N.H.’s new plan for low and moderate income community solar programs
Gov. Chris Sununu signed into law last week a new process to help community solar programs for low and moderate income residents get off the ground.
Community solar projects can help bring the economic benefits of solar – the extra credits that those with solar panels see on their monthly bills – to Granite Staters who don’t have solar power themselves.
There are a lot of reasons why someone might not be able to put solar panels on their home, said Jude Nuru, director of community solar initiatives for New Hampshire at ReVision Energy. The roof might not work for an installation, or a family might not have the up-front money to pay for panels.
“Some people also live in multi-family apartments where there is a landlord. Maybe you are living in a rental property, and you want solar, and your landlord is not willing to install solar,” he said.

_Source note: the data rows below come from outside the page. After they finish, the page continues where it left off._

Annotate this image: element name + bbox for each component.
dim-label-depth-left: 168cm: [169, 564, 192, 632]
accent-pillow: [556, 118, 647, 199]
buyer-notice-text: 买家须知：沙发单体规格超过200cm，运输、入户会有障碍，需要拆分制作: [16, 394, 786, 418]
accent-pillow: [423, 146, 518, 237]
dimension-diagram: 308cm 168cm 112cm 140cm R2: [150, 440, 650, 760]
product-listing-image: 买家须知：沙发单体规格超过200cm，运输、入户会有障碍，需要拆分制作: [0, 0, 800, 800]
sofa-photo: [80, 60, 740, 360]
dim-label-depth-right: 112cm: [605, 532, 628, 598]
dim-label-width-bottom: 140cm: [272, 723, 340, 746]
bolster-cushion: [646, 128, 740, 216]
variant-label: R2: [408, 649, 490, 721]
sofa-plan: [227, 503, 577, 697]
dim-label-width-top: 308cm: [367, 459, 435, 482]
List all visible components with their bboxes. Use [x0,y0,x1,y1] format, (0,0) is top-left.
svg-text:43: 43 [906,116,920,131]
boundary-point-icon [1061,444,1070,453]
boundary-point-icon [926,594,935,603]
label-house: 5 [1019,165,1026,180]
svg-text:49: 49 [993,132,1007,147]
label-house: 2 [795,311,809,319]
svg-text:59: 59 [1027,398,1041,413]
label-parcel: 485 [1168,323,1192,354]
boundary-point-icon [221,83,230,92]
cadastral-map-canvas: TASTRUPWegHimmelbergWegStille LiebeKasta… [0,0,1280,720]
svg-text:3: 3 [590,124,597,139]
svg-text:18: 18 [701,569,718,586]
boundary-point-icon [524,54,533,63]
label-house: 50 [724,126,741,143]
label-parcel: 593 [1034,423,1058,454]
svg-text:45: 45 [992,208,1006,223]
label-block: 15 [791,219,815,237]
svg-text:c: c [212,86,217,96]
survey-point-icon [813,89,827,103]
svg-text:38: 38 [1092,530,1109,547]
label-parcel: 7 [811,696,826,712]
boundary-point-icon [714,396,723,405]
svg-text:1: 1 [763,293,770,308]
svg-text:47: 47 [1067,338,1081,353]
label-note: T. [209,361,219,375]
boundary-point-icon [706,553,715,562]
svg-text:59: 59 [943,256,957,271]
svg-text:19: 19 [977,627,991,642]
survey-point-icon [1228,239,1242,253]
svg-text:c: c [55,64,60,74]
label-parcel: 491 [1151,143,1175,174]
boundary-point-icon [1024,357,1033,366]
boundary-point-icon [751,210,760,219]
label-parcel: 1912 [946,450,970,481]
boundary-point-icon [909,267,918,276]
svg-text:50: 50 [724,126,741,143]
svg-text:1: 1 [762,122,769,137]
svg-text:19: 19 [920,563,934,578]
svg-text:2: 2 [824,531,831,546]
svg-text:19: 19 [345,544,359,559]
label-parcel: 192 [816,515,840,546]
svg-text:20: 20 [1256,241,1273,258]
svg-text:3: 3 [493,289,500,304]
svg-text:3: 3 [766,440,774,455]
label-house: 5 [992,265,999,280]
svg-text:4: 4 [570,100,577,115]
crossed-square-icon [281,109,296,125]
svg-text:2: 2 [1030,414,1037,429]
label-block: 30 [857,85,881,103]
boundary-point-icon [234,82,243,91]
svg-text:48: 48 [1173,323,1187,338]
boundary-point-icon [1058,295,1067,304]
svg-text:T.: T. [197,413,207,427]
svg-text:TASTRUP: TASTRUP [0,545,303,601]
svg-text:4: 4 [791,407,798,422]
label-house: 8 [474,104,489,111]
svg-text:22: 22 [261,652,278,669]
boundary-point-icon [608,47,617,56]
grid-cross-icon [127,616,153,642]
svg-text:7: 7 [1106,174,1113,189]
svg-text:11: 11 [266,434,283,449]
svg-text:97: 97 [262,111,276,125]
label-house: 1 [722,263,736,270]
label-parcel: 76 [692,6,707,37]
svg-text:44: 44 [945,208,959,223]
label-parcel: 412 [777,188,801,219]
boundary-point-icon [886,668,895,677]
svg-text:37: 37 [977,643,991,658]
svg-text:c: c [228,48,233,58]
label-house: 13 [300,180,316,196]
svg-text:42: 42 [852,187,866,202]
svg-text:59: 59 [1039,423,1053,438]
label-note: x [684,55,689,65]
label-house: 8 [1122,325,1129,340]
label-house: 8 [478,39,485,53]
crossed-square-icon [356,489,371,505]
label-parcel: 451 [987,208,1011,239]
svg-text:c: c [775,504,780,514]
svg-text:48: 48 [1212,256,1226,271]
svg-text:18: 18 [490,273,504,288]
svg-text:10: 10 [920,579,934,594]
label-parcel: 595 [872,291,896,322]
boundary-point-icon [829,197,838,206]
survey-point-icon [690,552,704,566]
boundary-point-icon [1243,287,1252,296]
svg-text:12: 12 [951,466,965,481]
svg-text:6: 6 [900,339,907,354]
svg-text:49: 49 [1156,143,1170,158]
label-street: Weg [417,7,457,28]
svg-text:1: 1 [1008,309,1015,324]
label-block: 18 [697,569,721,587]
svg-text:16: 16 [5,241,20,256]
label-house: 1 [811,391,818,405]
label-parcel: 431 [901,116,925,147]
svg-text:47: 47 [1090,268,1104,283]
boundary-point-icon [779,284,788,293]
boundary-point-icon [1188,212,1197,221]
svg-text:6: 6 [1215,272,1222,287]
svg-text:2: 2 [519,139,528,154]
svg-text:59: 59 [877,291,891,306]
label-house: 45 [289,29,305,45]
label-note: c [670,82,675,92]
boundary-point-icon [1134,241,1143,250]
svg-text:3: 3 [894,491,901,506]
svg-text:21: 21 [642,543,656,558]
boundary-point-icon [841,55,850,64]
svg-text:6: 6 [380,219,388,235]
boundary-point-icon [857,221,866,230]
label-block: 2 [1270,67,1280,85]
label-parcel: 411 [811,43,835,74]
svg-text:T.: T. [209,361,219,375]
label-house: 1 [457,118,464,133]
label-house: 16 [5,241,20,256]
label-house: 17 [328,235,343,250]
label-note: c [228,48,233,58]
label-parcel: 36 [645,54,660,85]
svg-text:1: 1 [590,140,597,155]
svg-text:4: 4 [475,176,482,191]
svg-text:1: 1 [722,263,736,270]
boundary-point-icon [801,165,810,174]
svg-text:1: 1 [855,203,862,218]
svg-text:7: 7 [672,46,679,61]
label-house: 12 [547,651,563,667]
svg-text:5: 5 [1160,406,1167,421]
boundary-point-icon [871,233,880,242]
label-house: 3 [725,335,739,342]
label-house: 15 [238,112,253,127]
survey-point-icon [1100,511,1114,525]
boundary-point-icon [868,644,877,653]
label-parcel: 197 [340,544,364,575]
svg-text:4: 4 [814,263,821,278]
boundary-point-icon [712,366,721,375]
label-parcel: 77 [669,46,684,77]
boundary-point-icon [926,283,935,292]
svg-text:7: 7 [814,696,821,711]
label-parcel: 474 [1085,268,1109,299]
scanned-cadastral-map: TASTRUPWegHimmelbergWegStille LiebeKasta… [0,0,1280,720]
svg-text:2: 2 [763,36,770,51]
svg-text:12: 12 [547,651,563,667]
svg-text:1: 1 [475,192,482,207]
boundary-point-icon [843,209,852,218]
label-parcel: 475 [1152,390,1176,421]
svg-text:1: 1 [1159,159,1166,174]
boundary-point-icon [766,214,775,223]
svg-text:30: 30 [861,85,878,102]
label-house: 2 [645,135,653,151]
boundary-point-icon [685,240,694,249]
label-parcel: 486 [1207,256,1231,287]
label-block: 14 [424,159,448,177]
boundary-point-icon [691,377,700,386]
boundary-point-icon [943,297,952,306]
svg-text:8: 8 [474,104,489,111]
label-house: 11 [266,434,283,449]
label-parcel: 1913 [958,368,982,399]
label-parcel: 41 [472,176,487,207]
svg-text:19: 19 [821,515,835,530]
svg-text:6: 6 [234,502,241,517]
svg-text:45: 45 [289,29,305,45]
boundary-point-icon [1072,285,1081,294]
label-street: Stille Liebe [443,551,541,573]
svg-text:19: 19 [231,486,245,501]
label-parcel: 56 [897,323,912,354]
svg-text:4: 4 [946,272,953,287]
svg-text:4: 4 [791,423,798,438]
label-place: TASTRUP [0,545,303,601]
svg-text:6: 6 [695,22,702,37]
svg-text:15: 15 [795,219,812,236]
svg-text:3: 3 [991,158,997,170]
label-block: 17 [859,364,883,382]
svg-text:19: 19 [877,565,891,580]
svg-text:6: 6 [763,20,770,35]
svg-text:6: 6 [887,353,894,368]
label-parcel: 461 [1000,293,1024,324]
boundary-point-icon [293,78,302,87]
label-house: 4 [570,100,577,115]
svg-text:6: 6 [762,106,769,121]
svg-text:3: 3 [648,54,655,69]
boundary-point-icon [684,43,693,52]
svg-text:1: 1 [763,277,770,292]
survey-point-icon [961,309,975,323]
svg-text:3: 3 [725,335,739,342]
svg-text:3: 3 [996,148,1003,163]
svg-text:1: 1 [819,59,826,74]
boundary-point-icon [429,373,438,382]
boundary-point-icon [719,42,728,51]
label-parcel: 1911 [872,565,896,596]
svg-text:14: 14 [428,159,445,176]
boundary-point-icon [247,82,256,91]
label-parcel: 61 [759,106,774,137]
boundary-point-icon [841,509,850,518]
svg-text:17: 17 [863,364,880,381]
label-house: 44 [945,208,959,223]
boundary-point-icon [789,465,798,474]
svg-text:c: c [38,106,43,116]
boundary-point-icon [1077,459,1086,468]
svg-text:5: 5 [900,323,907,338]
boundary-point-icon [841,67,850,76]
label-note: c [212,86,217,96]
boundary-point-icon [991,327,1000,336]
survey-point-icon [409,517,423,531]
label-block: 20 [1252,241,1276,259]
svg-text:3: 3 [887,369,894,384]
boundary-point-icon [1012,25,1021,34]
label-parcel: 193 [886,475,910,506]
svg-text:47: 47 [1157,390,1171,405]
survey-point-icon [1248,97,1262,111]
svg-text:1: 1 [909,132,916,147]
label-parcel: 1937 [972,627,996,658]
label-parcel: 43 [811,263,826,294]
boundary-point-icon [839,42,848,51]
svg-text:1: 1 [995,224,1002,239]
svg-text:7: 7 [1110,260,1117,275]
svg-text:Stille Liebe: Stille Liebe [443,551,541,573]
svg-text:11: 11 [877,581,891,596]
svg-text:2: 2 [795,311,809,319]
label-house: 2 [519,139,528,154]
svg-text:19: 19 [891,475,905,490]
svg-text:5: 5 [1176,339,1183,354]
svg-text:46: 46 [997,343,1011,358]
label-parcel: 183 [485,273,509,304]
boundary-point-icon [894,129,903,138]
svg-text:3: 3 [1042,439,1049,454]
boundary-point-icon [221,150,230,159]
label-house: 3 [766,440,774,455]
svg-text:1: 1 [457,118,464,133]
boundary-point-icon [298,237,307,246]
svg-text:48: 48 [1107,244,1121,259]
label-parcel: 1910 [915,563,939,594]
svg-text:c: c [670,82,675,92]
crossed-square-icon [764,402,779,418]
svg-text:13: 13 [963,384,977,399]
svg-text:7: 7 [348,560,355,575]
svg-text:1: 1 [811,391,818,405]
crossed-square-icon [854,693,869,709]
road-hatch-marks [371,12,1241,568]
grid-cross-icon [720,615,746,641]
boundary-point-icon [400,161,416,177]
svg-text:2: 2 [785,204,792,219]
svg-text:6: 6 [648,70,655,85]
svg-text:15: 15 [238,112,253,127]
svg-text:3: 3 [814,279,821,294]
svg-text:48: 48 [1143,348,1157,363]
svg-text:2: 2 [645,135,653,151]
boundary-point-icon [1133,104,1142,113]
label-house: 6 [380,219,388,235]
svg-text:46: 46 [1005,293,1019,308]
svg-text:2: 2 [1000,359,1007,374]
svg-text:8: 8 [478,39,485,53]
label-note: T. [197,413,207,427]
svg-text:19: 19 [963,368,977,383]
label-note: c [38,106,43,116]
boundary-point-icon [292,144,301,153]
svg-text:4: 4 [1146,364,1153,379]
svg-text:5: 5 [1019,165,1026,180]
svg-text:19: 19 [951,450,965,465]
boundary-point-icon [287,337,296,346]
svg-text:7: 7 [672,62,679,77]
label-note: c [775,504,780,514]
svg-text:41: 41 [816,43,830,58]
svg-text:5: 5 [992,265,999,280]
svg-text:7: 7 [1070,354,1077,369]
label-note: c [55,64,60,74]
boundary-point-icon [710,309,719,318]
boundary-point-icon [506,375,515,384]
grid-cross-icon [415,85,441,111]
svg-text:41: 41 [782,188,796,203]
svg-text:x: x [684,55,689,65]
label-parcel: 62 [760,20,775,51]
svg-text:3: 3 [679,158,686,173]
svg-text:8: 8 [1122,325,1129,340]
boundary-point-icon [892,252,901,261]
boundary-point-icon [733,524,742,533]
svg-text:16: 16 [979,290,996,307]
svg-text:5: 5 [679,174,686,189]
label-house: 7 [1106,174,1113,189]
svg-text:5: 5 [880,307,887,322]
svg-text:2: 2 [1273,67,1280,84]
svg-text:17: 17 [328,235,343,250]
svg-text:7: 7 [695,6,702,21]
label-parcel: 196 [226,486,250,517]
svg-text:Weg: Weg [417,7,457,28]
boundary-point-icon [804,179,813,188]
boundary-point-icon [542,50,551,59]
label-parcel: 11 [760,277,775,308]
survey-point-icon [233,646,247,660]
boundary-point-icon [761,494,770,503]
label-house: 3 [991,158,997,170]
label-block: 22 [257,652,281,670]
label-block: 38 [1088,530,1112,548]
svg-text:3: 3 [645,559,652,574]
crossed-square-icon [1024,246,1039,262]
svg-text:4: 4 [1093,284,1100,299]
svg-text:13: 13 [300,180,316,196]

But, Nuru said, matching a community solar project with customers has been one big challenge for solar developers, among other factors that create a difficult environment for developments in New Hampshire.
“Eversource, for example, has the electricity or fuel assistance programs, and they know the individuals that are on it. So it's much easier for a utility like Eversource to be able to locate where these customers can be found,” he said.
Under the new law, New Hampshire’s Department of Energy will create a process for matching developers with customers. The state’s utility companies will share a list of their customers who would qualify for a lower and moderate income community solar program, developers will register their projects with the state, and the Department will select households to enroll.
Those enrolled would see a credit on their electricity bill, and households could opt-out if they wish.
A fix for the challenge of finding customers could create an impetus for more community solar development in the state, Nuru said.